Apple Faces Class Action Lawsuit Over Distracted Drivers
We all Know That Technology Is Here To Stay.
But as technology continues to become the center piece of our lives, we must be cautious about how much we rely on it.
The technology of the crosswalk allows safe passage across the street. As time goes by, society has relied on the technology and no longer looks both ways causing the percentage of pedestrian accidents at crosswalks to sky rocket over the years.
Our safety and well-being still overshadows the freedom these technologies allow us to have.
And so we find ourselves asking the question?
Does Technology Have An Obligation To Keep Us Safe?

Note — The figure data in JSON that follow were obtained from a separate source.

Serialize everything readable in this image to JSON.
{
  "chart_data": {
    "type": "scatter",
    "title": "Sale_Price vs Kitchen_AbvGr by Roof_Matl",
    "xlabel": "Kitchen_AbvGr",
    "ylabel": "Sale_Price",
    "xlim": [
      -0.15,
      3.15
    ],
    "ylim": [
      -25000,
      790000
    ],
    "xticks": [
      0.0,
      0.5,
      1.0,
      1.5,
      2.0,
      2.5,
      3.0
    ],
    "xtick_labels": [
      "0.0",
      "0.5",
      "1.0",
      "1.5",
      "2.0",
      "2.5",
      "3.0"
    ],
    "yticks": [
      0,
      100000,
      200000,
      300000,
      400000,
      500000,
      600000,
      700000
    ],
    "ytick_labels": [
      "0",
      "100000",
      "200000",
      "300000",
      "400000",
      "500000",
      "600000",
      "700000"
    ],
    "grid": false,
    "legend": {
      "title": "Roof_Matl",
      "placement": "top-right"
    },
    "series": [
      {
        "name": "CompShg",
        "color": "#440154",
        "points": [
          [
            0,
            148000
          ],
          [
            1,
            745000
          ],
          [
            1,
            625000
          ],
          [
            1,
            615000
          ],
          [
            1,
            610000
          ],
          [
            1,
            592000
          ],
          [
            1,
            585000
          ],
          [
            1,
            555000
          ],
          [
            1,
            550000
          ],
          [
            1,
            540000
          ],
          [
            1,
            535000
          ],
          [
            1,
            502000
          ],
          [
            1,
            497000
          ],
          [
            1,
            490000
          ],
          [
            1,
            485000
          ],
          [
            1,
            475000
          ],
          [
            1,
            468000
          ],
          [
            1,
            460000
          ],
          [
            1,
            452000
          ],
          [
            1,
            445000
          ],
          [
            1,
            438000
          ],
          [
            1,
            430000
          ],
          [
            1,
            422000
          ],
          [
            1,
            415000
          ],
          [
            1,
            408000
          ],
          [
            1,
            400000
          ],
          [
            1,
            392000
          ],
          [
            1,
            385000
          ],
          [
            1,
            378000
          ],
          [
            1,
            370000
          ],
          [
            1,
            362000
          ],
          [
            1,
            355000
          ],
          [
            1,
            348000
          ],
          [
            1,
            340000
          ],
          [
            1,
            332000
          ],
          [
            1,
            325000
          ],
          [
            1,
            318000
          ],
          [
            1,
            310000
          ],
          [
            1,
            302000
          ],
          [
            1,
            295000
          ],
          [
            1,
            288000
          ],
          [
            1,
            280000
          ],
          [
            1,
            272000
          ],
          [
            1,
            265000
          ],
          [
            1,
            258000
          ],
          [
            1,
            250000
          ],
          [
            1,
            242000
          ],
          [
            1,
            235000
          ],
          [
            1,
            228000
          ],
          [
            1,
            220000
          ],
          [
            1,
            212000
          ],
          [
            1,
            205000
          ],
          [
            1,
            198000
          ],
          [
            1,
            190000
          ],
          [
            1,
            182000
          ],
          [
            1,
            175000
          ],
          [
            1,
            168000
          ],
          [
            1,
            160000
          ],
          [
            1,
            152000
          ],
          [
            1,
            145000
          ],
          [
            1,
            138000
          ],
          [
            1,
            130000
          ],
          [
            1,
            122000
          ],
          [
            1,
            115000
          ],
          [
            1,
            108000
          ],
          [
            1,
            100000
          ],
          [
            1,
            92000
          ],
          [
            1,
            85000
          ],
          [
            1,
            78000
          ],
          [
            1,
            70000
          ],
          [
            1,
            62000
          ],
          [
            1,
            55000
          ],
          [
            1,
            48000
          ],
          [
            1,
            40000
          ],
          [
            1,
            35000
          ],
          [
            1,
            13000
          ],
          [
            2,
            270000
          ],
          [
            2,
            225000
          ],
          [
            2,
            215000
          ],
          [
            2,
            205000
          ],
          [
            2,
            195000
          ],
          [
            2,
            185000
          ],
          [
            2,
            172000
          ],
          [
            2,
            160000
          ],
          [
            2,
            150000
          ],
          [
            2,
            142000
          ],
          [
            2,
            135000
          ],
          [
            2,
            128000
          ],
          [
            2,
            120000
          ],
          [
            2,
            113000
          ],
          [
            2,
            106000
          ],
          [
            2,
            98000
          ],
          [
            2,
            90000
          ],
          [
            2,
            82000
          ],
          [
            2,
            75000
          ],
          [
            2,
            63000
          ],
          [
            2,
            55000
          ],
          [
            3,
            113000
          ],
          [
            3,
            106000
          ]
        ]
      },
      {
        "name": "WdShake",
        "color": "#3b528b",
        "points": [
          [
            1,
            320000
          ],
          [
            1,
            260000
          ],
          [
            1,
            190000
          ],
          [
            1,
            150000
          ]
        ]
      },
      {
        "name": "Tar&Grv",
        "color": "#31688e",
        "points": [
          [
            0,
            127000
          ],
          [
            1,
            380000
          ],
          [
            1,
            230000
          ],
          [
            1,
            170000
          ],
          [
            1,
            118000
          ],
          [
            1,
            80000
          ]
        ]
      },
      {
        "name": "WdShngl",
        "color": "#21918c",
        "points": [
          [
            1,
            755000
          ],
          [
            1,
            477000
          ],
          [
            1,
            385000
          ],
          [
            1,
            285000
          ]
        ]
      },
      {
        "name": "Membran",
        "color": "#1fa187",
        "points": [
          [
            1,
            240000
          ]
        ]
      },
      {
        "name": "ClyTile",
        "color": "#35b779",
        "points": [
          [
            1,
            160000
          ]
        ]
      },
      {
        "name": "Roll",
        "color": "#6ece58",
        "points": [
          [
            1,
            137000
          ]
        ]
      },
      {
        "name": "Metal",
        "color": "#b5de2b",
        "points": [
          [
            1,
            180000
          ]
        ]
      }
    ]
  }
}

In California, a man who was rear-ended by a texting driver has filed a class action lawsuit against Apple. He is calling for the tech giant to enable a “lockout” feature that will stop drivers from using their phones.
This “lockout” feature can detect speed and GPS location, and would absolutely save lives. But what other problems would arise from forcing us to not receive or send important messages?
According to a news report in Fortune.com, the lawsuit alleges that Apple failed to deploy their technology that could stop drivers from texting. The report went on to blame the phone (not its user) for creating an epidemic of distracted driving and destruction on the roads.
A Forcible ‘Lockout’ Feature
Julio Ceja filed the lawsuit where he asks the judge to halt all iPhone sales in California until Apple agrees to enable their “lockout” feature ensuring motorist’s safety while driving after he was rear-ended by a texting driver.
Mr. Ceja claimed that Apple’s lockout feature is a violation of the state’s consumer protection laws and is looking to include other car accident victims to apply pressure during this lawsuit.
Ceja’s lawsuit claims that there are 52,000 car accidents in California every year as a result of iPhones and that 16 people die on U.S. roads every day due to texting and driving.
This is very similar to another lawsuit that Apple is facing involving the parent of a 5-year-old Texas who was killed by a driver that was using FaceTime right before a fatal collision.
The Solution for Distracted Driving
We agree that distracted driving is a huge problem in California, and the state has taken notice. Beginning January 1, a new law went into effect that would ban all handheld device operation including GPS devices.
This is an extension from the law that enforced no texting while driving in California that still allowed drivers to use other social media apps and messaging apps as a loop hole.
With the new law, drivers in California can no longer be on their phones for any reason UNLESS they perform handheld actions from a safely mounted phone with one tap or swipe.
Critics do not believe that the states can legislate their way out of the problem of distracted driving and that the onus should be on companies like Apple to use the technology they already have to lock drivers out of their phones when vehicles are in motion.
Others believe that simply because a company has the ability or technology to have a positive effect on the public, the government shouldn’t forcibly require that company to hold the burden of their device and instead the burden should fall on the user.